Aziz Mahmud Hüdâyî’nin şu beytinde olduğu gibi:
“Zât-ı
bî-çûnun mekânlardan münezzehtir senin/
Pes seni
yakında bulsun ağlayıp feryâd eden.”
Şeyhülislâm
Yahyâ’nın,
“Niçin efkâr-ı meânî beslemez
er-bâb-ı nazm/
Yoksa Yahyâ gibi üstâd-ı sühan-perver mi yok?”
beyti de bu tür bir örnektir. Şiir ehlinin yeni nükteler
üretmesinden şikâyetçi olan şair, belki de şiir alanında Yahyâ’dan başka şairin
kalmadığını söyleyerek bir soru ve cevapla ifadesini güçlendirmektedir.
Tecâhül-i ârif belli bir maksatla ve daha çok soru sorma (istifham) yoluyla oluşturulduğundan
klasik belâgat kitaplarında istifham müstakil bir sanat olarak gösterilmemiş,
tecâhül-i ârif içinde ele alınmıştır. Cevabı bilinen bir hususun sorulmasıyla
meydana gelen istifham ilk defa Ta‘lîm-i Edebiyyât’ta ayrı bir edebî sanat
şeklinde tanımlanmıştır (s. 308).
İstifhamda sorulan soruya cevap almak söz konusu değildir.
Bir şey öğrenmek için muhataba sorulan soru edebî sanat kabul edilmez. Ancak
ifadeyi güzelleştirmek, bir düşünceyi vurgulamak, dikkat çekmek, söze içtenlik
katmak gibi sebeplerle soru sorulması bir sanattır.

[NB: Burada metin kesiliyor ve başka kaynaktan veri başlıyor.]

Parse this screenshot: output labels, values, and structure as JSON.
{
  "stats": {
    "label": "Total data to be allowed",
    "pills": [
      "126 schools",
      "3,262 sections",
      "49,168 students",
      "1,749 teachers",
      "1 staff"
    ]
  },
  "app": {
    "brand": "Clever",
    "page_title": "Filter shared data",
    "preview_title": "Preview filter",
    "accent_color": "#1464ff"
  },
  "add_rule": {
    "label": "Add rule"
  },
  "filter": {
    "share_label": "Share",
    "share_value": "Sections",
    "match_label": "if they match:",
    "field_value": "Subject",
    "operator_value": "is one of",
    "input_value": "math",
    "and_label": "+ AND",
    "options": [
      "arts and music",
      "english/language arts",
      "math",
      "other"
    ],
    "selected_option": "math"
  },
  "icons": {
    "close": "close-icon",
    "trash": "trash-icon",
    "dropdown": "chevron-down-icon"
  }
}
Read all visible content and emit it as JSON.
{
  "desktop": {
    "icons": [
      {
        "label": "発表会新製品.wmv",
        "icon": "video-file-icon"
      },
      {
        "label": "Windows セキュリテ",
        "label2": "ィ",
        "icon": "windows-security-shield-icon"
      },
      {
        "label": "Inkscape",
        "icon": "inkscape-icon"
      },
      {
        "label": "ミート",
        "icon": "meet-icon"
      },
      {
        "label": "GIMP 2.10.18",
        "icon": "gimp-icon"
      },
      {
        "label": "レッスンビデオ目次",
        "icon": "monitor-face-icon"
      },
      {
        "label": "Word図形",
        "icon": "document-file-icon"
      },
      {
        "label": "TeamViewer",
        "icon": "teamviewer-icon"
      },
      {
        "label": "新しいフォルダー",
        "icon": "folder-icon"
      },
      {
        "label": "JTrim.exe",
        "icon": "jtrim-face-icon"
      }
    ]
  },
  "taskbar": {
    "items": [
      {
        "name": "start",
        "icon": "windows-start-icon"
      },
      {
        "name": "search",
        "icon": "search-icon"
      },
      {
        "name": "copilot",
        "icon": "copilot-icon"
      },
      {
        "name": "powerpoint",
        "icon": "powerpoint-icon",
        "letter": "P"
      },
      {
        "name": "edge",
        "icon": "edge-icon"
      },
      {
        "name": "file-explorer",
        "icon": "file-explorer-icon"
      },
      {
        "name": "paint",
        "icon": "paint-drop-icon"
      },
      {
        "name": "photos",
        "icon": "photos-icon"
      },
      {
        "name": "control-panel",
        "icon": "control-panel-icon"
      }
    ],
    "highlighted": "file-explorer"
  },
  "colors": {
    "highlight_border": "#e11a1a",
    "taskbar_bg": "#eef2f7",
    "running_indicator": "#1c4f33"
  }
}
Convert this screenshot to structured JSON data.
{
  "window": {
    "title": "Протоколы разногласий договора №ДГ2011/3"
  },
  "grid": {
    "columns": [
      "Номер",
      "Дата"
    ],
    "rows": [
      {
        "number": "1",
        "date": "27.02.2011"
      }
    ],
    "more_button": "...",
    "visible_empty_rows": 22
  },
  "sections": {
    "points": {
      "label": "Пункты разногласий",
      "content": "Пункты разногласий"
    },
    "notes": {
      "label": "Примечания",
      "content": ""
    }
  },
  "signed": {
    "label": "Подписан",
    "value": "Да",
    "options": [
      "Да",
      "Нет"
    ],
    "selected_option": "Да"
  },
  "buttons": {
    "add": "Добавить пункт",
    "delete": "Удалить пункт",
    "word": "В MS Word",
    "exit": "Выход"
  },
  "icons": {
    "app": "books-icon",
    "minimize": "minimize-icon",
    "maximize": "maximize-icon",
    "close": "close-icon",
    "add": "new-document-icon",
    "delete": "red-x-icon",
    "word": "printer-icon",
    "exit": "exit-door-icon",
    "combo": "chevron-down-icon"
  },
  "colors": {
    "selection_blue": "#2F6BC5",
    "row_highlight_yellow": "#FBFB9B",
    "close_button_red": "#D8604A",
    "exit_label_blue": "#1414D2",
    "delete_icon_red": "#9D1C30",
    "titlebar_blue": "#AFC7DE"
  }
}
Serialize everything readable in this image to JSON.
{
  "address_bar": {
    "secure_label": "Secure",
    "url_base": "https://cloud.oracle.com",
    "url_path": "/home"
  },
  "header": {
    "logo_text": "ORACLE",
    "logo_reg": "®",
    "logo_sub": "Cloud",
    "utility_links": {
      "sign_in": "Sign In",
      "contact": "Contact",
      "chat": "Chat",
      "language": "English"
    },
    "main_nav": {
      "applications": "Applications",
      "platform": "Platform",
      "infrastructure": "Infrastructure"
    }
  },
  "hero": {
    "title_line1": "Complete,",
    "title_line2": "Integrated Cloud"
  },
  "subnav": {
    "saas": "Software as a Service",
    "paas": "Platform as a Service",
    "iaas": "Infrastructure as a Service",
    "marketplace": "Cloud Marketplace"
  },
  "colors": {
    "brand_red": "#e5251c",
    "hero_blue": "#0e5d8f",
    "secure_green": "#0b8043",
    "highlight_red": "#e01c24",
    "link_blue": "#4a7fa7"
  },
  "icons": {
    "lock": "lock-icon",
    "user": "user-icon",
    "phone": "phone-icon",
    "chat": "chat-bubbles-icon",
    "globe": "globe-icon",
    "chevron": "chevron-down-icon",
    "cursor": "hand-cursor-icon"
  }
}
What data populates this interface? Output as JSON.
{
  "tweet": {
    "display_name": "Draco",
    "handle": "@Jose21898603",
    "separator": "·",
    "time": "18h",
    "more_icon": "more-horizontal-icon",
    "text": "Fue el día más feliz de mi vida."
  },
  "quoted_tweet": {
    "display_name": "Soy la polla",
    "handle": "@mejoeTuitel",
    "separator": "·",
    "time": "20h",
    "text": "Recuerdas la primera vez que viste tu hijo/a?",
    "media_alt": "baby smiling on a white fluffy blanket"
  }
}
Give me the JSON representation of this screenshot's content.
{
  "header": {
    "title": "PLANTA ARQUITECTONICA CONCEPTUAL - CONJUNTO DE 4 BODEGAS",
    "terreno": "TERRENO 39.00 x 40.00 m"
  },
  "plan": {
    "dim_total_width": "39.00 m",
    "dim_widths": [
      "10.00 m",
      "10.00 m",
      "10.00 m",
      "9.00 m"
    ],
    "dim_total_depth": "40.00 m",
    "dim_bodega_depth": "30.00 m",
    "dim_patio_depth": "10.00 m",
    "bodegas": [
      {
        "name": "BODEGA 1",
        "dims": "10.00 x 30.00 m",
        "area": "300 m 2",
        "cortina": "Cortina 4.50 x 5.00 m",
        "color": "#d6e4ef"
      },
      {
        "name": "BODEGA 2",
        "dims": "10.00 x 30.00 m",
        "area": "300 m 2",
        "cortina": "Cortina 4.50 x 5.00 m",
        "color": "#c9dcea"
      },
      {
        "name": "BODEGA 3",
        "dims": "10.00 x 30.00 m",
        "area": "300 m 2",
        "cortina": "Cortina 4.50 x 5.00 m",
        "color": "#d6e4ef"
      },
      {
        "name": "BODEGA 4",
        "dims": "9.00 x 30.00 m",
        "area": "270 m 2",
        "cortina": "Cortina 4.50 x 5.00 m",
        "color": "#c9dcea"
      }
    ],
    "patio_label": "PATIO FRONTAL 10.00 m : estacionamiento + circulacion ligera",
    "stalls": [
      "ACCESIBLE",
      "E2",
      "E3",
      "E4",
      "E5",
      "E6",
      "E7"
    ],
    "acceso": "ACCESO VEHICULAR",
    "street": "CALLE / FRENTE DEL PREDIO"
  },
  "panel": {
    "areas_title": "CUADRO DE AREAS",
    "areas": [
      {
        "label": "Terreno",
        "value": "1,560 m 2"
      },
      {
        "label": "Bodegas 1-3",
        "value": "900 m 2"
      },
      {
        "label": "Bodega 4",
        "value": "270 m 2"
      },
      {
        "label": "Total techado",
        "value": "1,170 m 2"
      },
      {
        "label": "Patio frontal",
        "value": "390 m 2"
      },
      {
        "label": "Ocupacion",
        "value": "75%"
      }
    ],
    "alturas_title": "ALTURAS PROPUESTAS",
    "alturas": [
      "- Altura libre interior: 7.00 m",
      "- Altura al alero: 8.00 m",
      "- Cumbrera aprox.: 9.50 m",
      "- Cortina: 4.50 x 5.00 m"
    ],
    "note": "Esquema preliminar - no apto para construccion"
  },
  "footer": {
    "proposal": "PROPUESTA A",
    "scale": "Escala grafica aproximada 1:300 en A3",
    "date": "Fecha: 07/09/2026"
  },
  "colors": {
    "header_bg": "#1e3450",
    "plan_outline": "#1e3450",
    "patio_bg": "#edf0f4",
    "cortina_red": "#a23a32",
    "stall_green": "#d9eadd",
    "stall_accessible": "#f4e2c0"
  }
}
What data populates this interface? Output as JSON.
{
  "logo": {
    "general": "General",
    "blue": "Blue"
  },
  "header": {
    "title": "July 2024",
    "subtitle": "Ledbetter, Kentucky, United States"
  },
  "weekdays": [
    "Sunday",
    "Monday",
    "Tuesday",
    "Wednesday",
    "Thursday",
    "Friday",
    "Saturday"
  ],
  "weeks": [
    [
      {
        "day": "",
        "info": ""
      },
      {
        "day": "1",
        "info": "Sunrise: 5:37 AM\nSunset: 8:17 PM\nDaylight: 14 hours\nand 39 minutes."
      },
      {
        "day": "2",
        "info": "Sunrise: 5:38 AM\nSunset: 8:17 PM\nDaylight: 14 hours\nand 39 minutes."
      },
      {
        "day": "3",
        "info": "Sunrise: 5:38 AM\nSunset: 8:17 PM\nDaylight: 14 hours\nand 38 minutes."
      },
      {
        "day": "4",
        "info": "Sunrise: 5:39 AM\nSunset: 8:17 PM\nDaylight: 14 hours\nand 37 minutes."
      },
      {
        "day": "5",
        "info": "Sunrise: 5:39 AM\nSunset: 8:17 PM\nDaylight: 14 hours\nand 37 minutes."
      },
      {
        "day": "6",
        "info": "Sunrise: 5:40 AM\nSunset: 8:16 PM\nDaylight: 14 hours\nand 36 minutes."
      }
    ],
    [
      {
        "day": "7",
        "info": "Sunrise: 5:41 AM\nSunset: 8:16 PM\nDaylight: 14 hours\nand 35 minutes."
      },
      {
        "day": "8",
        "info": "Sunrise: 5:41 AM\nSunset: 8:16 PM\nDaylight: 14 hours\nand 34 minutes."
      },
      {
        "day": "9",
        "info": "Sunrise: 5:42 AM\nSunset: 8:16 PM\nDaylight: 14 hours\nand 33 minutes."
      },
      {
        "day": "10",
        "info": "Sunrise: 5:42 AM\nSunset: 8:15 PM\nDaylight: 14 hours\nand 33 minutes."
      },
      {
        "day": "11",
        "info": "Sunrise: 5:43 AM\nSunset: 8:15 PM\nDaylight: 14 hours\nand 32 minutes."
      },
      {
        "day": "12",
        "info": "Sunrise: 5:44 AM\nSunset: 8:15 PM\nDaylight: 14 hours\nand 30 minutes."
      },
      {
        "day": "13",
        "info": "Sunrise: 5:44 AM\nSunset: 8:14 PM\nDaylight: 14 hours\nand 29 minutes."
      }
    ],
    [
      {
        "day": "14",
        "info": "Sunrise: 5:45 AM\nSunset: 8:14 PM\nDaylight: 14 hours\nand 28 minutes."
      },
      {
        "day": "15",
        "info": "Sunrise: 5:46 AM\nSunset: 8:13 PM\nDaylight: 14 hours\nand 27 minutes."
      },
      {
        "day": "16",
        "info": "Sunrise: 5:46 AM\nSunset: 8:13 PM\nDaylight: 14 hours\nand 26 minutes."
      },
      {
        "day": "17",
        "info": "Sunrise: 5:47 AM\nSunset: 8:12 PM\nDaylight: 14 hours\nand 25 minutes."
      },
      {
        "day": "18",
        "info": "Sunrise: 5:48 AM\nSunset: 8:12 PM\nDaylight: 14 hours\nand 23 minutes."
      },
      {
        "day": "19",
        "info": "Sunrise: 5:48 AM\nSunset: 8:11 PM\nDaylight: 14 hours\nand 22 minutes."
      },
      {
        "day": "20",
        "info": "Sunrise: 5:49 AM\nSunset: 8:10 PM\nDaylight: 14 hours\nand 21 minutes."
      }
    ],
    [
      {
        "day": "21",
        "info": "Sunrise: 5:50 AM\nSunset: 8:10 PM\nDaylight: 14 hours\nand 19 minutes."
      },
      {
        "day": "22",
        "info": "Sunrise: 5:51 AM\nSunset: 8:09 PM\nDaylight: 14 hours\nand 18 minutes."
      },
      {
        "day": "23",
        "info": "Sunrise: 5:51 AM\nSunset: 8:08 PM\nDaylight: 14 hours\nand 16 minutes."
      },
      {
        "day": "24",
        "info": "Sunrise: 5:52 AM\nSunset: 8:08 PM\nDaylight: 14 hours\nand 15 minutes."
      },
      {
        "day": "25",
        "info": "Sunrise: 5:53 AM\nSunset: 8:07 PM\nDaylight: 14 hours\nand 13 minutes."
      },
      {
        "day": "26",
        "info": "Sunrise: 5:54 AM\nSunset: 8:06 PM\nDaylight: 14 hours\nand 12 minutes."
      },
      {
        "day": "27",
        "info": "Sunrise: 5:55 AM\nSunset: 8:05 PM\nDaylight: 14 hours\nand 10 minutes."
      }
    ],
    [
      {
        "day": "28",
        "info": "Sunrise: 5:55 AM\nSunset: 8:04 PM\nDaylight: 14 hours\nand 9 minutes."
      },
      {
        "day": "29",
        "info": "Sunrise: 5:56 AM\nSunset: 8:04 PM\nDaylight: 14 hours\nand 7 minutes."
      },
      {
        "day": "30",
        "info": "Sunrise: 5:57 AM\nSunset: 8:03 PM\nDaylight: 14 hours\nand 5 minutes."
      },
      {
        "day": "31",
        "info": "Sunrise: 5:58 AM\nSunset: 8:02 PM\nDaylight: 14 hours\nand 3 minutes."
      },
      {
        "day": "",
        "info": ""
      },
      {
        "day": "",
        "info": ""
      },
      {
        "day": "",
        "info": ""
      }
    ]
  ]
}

İstifhama başvuran kimse bazan konuyu tam bilmeyen, onu
anlamaya çalışan bir kişi hüviyetine bürünür; bu durumda istifham tecâhül-i
ârife yaklaşır.
Tecâhül-i ârifte
istifham çoğunlukla bir üslûp özelliği olarak kullanılmaktadır. Dolayısıyla
tecâhül-i ârif istifhamla sınırlandırılamaz ve belli noktalarda bu iki sanat
birbirinden ayrılır. İstifham sanatında düşünce soru şeklinde dile getirilir.
Tecâhül-i ârifte
cevap sorunun içine yerleştirilerek muhataba sezdirilir, ayrıca burada mecazi
anlam gözetilir; aksi takdirde ifade, beklenen etkiyi meydana getirmeyeceği
gibi muhatabı incitici bir söz haline dönüşebilir.
İstifhamda ise kelimeler gerçek anlamıyla kullanılır.
Bununla birlikte istifhamla tecâhül-i ârif arasında kesin bir ayırım yapmak
mümkün değildir.
Cevdet Paşa,
“Bir nihânîce tebessüm de mi sığmaz cânâ/
Söyle bi’llâh dehenin tâ o kadar teng midir?”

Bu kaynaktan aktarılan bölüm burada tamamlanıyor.